Northwestern Medicine scientists have discovered that a specific protein is essential for proper cilia function, according to a study published in Proceedings of the National Academy of the Sciences.
The study found that calmodulin-regulated spectrin-associated protein3 — CAMSAP3 for short — is required to build some of the scaffolding on which cilia sit; deleting CAMSAP3 resulted in mucus buildup and airway blockages in mouse models.
“We realized the mice were coughing and sneezing,” said Jing Zheng, PhD, associate professor of Otolaryngology – Head and Neck Surgery, and co-senior author of the study. “Multi-ciliated cell defects can cause huge issues.”
Multi-ciliated cells (MCCs) are cells with small cilia on their surface that beat in a coordinated fashion to generate fluid flow or displace particles and pathogens. Most MCCs have hundreds of cilia and each cilium has microtubules arranged in a “9+2” formation; nine microtubule doublets in a circle with two microtubule singlets in the middle.
MCC dysfunction can cause embryo death, infertility, hearing loss and other issues. Consequently, the proteins that affect cilia are not well-studied because their necessity in basic biological functions can make it difficult to design experiments.
Initially interested in hearing, Zheng and her colleagues investigated the impact of deleting CAMSAP3 from mouse models, as the gene had been linked to hearing in previous studies.
“The hearing phenotype was inconsistent; some mice lost their hearing early and some later,” Zheng said.
What was more consistent, however, was the mucus buildup. After a technician noticed the mice sneezing, the investigators analyzed defective cilia in the nose and throat.
They found that many MCCs were missing microtubules — the scaffolding upon which the central two microtubule singlets reside, resulting in disorientation and unsynchronized cilia motion. In addition, in cells with normal CAMSAP3, the protein localized to the base of those microtubules, a good indicator for where its function is located within the cell, according to Zheng.

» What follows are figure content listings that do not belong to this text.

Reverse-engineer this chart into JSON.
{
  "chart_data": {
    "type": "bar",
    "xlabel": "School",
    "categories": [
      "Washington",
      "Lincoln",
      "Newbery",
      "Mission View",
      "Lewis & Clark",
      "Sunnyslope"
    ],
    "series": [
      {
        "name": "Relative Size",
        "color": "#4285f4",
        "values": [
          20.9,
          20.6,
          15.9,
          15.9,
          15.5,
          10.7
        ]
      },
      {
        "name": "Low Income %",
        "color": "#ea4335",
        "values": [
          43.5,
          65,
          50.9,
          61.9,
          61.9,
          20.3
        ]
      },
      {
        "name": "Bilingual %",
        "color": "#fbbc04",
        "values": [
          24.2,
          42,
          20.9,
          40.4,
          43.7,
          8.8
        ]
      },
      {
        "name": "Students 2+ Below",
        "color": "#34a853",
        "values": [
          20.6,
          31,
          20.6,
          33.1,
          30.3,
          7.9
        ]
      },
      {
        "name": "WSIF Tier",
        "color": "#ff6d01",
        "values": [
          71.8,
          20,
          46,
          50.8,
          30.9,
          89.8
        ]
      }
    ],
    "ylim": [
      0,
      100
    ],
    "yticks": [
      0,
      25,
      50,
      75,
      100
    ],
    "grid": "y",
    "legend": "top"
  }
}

In the future, Zheng and her collaborators plan to examine the impact of CAMSAP3 in non-motile cilia, a different variety of ciliated cell that serve as sensory organs, including in the nose. While it’s a different type of ciliated cell, CASMAP3 could play a role here, too, according to Zheng.
“We want to test if CASMAP3 deletion will also negatively affect olfaction,” Zheng said.
Alan Robinson, PhD, research assistant professor of Otolaryngology and Head and Neck surgery, was the lead author of the study. Brian Mitchell, PhD, associate professor of Cell and Developmental Biology, was co-senior author of the study.
This study was funded by the Knowles Hearing Center and by National Institute on Deafness and Other Communication Disorders grants R56 DC011813, DC000089 and GM089970.